Setting up a local heating company is complex. Scheifes sees enthusiastic citizens in the country who are not getting any further, or companies that are unable to get a foothold locally. “Companies say they work with an energy cooperative, but often it turns out that they are a club of five retired men,” says Scheifes. “These men know everything about technology, but little about communication. And the key figures from the community, the people from the village or the neighborhood that everyone knows, are often not among them.”
The fact that De Ridder grew up in Terheijden almost automatically gives him credit in the village. But Scheifes is convinced that residents’ collectives can also find a common story elsewhere. In Oudewater in the Groene Hart, where she supervises a project herself, three local farmers are actively involved. Farmers, traditionally used to the changing landscape, are now tackling subsidence and the energy transition. “They caught on to that story.”
In Terheijden, says the anthropologist, not everyone is convinced by the green plans. There too there is mistrust, there are skeptics – and not necessarily less than elsewhere. During the tour of the Thomashof, some residents say that, unlike their neighbors, they do not participate, or not yet. None of them want to contribute to this article.
But the large middle group that does not want to dwell on something as abstract as a heat network is sensitive to the ‘honest story’ from the village, Scheifes thinks.

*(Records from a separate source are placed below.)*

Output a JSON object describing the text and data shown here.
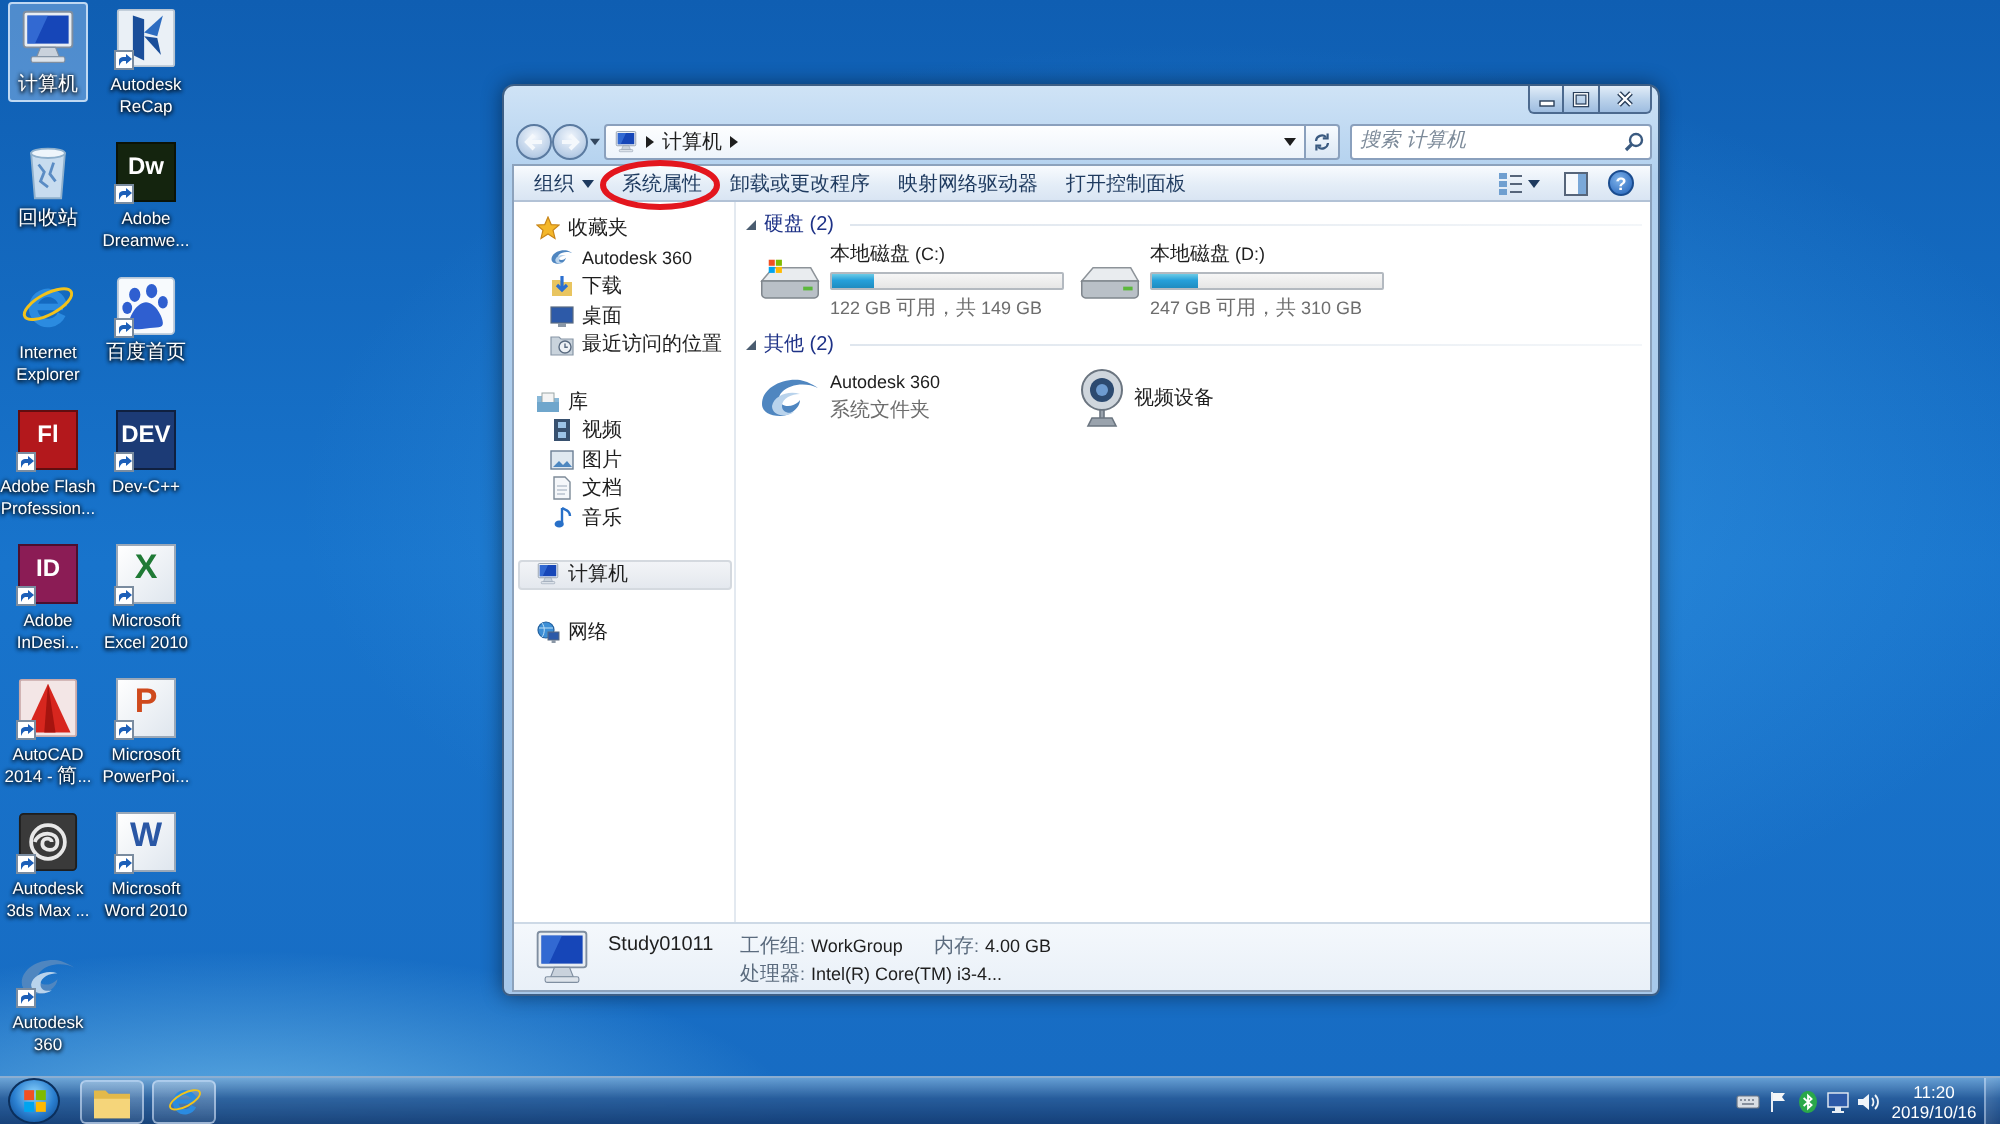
{
  "desktop_icons": [
    {
      "label": "计算机",
      "kind": "computer",
      "selected": true,
      "shortcut": false
    },
    {
      "label": "回收站",
      "kind": "recycle-bin",
      "selected": false,
      "shortcut": false
    },
    {
      "label": "Internet\nExplorer",
      "kind": "browser",
      "selected": false,
      "shortcut": false
    },
    {
      "label": "Adobe Flash\nProfession...",
      "kind": "tile",
      "color": "#b3181c",
      "logo_text": "Fl",
      "selected": false,
      "shortcut": true
    },
    {
      "label": "Adobe\nInDesi...",
      "kind": "tile",
      "color": "#8b1c55",
      "logo_text": "ID",
      "selected": false,
      "shortcut": true
    },
    {
      "label": "AutoCAD\n2014 - 简...",
      "kind": "cad",
      "selected": false,
      "shortcut": true
    },
    {
      "label": "Autodesk\n3ds Max ...",
      "kind": "max",
      "selected": false,
      "shortcut": true
    },
    {
      "label": "Autodesk\n360",
      "kind": "swirl",
      "selected": false,
      "shortcut": true
    },
    {
      "label": "Autodesk\nReCap",
      "kind": "flag",
      "selected": false,
      "shortcut": true
    },
    {
      "label": "Adobe\nDreamwe...",
      "kind": "tile",
      "color": "#14240e",
      "logo_text": "Dw",
      "selected": false,
      "shortcut": true
    },
    {
      "label": "百度首页",
      "kind": "paw",
      "selected": false,
      "shortcut": true
    },
    {
      "label": "Dev-C++",
      "kind": "tile",
      "color": "#1c3b76",
      "logo_text": "DEV",
      "selected": false,
      "shortcut": true
    },
    {
      "label": "Microsoft\nExcel 2010",
      "kind": "document",
      "color": "#1f7a35",
      "logo_text": "X",
      "selected": false,
      "shortcut": true
    },
    {
      "label": "Microsoft\nPowerPoi...",
      "kind": "document",
      "color": "#cf4a1d",
      "logo_text": "P",
      "selected": false,
      "shortcut": true
    },
    {
      "label": "Microsoft\nWord 2010",
      "kind": "document",
      "color": "#2a57a5",
      "logo_text": "W",
      "selected": false,
      "shortcut": true
    }
  ],
  "explorer": {
    "address_path": [
      "计算机"
    ],
    "search": {
      "placeholder": "搜索 计算机"
    },
    "toolbar": [
      {
        "label": "组织",
        "dropdown": true,
        "circled": false
      },
      {
        "label": "系统属性",
        "dropdown": false,
        "circled": true
      },
      {
        "label": "卸载或更改程序",
        "dropdown": false,
        "circled": false
      },
      {
        "label": "映射网络驱动器",
        "dropdown": false,
        "circled": false
      },
      {
        "label": "打开控制面板",
        "dropdown": false,
        "circled": false
      }
    ],
    "help_label": "?",
    "nav_pane": [
      {
        "label": "收藏夹",
        "kind": "star",
        "selected": false,
        "children": [
          {
            "label": "Autodesk 360",
            "kind": "swirl",
            "selected": false
          },
          {
            "label": "下载",
            "kind": "download",
            "selected": false
          },
          {
            "label": "桌面",
            "kind": "desktop",
            "selected": false
          },
          {
            "label": "最近访问的位置",
            "kind": "recent",
            "selected": false
          }
        ]
      },
      {
        "label": "库",
        "kind": "library",
        "selected": false,
        "children": [
          {
            "label": "视频",
            "kind": "video",
            "selected": false
          },
          {
            "label": "图片",
            "kind": "picture",
            "selected": false
          },
          {
            "label": "文档",
            "kind": "document",
            "selected": false
          },
          {
            "label": "音乐",
            "kind": "music",
            "selected": false
          }
        ]
      },
      {
        "label": "计算机",
        "kind": "computer",
        "selected": true
      },
      {
        "label": "网络",
        "kind": "network",
        "selected": false
      }
    ],
    "sections": [
      {
        "title": "硬盘 (2)",
        "expanded": true,
        "items": [
          {
            "kind": "system-drive",
            "name": "本地磁盘 (C:)",
            "level": 0.18,
            "detail": "122 GB 可用，共 149 GB"
          },
          {
            "kind": "drive",
            "name": "本地磁盘 (D:)",
            "level": 0.2,
            "detail": "247 GB 可用，共 310 GB"
          }
        ]
      },
      {
        "title": "其他 (2)",
        "expanded": true,
        "items": [
          {
            "kind": "swirl",
            "name": "Autodesk 360",
            "detail": "系统文件夹"
          },
          {
            "kind": "webcam",
            "name": "视频设备"
          }
        ]
      }
    ],
    "details": {
      "name": "Study01011",
      "fields": [
        {
          "label": "工作组:",
          "value": "WorkGroup"
        },
        {
          "label": "内存:",
          "value": "4.00 GB"
        },
        {
          "label": "处理器:",
          "value": "Intel(R) Core(TM) i3-4..."
        }
      ]
    }
  },
  "taskbar": {
    "pinned": [
      {
        "kind": "folder"
      },
      {
        "kind": "browser"
      }
    ],
    "clock": {
      "time": "11:20",
      "date": "2019/10/16"
    }
  }
}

The 3,000 euros subsidy per household that was made available from the Living Labs project of the Interior, does the rest.
Former soldier Werner Ceelen (75), who lives with his wife Tineke in a spacious and bright house on Thomashof, criticizes the national plans for natural gas-free living. “It didn’t have to be so hasty, there is still plenty of gas on earth.”
Ceelen has “no interest at all” in spending money on the new heat network, he says. “Everyone can say that your house is worth more, but I don’t find that all that interesting. It may sound a bit selfish, but the only thing we still find important is a nice old age. But I didn’t want to set myself apart from the rest.”
“From the people here at the square,” explains his wife.
And it was quite attractive financially, she says. The energy cooperative has calculated everything: the subsidy covers all their connection costs.
He: „You still have the misery of digging. If only the street had to open again for our house… It was financially neutral, that is black or white. So we’ll just join in.”